A few years ago America’s sophisticated financial system was hailed as a pillar of its economic prowess. The geeks on Wall Street and their whizzy new products symbolised the success of American capitalism just as much as the geeks in Silicon Valley. Today things look very different. After the worst financial crisis and deepest recession since the 1930s, Wall Street has become synonymous with greed and irresponsibility in the public mind. And while no one doubts that financial innovation made a lot of financiers extremely rich, a growing number of people question whether it did much, if any, good for the broader economy. Paul Volcker, former chairman of the Federal Reserve and an advisor to President Obama, has famously claimed that he can find “very little evidence” that massive financial innovation in recent years has done anything to boost the economy. The most important recent innovation in finance, he argues, is the ATM. Id.

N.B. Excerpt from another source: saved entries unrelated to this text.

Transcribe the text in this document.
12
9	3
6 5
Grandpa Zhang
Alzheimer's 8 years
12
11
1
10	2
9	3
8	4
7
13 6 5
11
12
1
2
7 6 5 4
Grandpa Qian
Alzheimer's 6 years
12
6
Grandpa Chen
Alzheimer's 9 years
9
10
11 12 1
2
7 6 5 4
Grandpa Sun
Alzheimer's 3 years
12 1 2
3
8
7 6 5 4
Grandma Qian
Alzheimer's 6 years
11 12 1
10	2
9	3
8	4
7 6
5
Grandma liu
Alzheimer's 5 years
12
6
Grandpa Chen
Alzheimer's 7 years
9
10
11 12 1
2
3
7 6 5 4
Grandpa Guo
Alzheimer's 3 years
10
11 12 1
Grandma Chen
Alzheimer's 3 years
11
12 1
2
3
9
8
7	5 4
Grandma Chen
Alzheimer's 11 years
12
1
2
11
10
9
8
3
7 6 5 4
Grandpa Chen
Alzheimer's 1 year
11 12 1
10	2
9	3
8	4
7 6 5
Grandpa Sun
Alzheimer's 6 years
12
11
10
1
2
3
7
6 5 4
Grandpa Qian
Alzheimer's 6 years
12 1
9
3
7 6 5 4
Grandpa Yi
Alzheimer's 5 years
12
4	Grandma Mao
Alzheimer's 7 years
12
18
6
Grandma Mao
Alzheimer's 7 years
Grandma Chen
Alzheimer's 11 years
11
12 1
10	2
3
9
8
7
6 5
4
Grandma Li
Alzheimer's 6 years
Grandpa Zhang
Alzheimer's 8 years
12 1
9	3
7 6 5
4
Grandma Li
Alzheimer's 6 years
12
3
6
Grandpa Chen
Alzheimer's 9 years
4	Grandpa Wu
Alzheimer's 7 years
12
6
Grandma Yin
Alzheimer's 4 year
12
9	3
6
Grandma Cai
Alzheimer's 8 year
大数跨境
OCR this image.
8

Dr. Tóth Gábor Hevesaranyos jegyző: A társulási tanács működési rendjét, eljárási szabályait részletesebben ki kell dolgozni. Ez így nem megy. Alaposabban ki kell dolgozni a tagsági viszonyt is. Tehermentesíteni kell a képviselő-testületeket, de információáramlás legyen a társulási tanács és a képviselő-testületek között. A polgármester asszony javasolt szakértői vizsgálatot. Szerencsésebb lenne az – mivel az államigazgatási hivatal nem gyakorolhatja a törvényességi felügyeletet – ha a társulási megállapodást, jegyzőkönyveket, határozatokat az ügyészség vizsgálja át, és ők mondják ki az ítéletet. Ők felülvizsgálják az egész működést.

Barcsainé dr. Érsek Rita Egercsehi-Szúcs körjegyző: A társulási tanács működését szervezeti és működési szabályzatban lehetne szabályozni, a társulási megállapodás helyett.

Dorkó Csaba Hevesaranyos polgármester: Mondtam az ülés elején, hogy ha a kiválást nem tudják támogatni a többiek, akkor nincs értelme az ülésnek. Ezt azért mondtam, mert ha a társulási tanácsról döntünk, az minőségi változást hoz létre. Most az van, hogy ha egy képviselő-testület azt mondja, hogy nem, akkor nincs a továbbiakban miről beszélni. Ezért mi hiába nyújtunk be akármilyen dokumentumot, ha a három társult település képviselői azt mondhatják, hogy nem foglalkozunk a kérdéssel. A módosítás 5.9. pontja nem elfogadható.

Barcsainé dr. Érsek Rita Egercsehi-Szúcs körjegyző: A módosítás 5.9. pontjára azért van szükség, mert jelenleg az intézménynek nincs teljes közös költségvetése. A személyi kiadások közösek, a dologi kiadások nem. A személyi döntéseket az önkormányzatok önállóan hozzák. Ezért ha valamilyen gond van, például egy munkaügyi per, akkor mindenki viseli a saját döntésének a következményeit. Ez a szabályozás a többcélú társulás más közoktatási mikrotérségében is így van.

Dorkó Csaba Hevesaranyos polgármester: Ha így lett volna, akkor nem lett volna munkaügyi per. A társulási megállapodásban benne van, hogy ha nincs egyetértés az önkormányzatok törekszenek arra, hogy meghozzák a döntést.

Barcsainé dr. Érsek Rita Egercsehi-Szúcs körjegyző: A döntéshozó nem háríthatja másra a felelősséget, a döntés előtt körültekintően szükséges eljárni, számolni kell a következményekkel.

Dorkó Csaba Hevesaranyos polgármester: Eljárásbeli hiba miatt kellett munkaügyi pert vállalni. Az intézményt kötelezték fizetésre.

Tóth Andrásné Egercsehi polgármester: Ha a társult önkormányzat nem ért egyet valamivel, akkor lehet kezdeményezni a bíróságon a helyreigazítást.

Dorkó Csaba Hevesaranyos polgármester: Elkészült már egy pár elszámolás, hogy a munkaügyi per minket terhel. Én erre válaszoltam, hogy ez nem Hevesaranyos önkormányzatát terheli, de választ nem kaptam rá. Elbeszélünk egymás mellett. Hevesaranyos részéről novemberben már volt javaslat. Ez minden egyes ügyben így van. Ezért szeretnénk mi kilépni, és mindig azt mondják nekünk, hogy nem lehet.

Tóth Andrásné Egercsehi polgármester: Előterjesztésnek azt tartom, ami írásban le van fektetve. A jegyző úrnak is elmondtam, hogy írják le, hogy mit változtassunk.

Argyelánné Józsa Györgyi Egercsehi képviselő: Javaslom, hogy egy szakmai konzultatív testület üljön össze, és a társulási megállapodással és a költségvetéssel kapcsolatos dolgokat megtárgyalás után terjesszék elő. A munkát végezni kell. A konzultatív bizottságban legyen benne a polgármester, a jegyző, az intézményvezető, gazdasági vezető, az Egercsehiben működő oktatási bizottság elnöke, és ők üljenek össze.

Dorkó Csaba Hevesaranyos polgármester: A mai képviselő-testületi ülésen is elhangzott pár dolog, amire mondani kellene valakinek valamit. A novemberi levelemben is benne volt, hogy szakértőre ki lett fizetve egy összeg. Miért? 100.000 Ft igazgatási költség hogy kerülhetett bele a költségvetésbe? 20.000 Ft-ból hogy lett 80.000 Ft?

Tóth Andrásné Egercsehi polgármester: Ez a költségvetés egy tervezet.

The debate is about cutting edge financial innovation as came into style in the 1980s–mortgage-backed securities, collateralized debt obligations, credit default swaps and other financially engineered derivative instruments and innovations like exchange-traded funds and inflation-protected bonds. So who are the voices for the Con and Pro side on “love that speculation and financial innovation” at The Economist? It’s Joe Stiglitz, Nobel prizewinning neo-Keynesian (who should, in my opinion, have been appointed to the position that Larry Summers holds in the Obama administration) arguing against the value of most financial innovation–the “right kind” he says, could help financial institutions fulfill their core functions more efficiently, saving money and therefore contributing to economic growth. “But for the most part, that’s not the kind of financial innovation we have had.” Most of the recent financial innovations have been primarily accounting gimmicks and inventions designed to game the tax system–In my terms, those are not productive investments that move technological innovation, but shell games to fool regulators and pocket the windfall for the wealthy few. Een the inventions that had the potential to stablize the financial system actually ended up destabilizing it, because of their abuse in the furtherance of greed. And in the other corner, it’s Ross Levine, Professor of Economics at Brown, who thinks financial innovation is “crucial, indeed indispensable” for economic growth.

Not surprisingly, I think Stiglitz has the winning argument here about the questionable value of most of the late 20th century financial innovation.

We should not be surprised that the so-called innovation did not yield the real growth benefits promised. The financial sector is rife with incentives (at both the organisational and individual levels) for excessive risk-taking and short-sighted behaviour. There are major misalignments between private rewards and social returns. There are pervasive externalities and agency problems. We have seen the consequences in the Great Recession which the financial sector brought upon the world’s economy. But the consequences are also reflected in the nature of innovation, which, for the most part, was not directed at enhancing the ability of the financial sector to perform its social functions, even though the innovations may have enhanced the private rewards of finance executives. (Indeed, it is not even clear that shareholders and bondholders benefited; we do know that the rest of society—homeowners, taxpayers and workers—suffered.)

Some of the innovations, had they been appropriately used, might have enabled the better management of risk. But, as Warren Buffett has pointed out, the derivatives were financial weapons of mass destruction. They were easier to abuse than to use well. And there were incentives for abuse.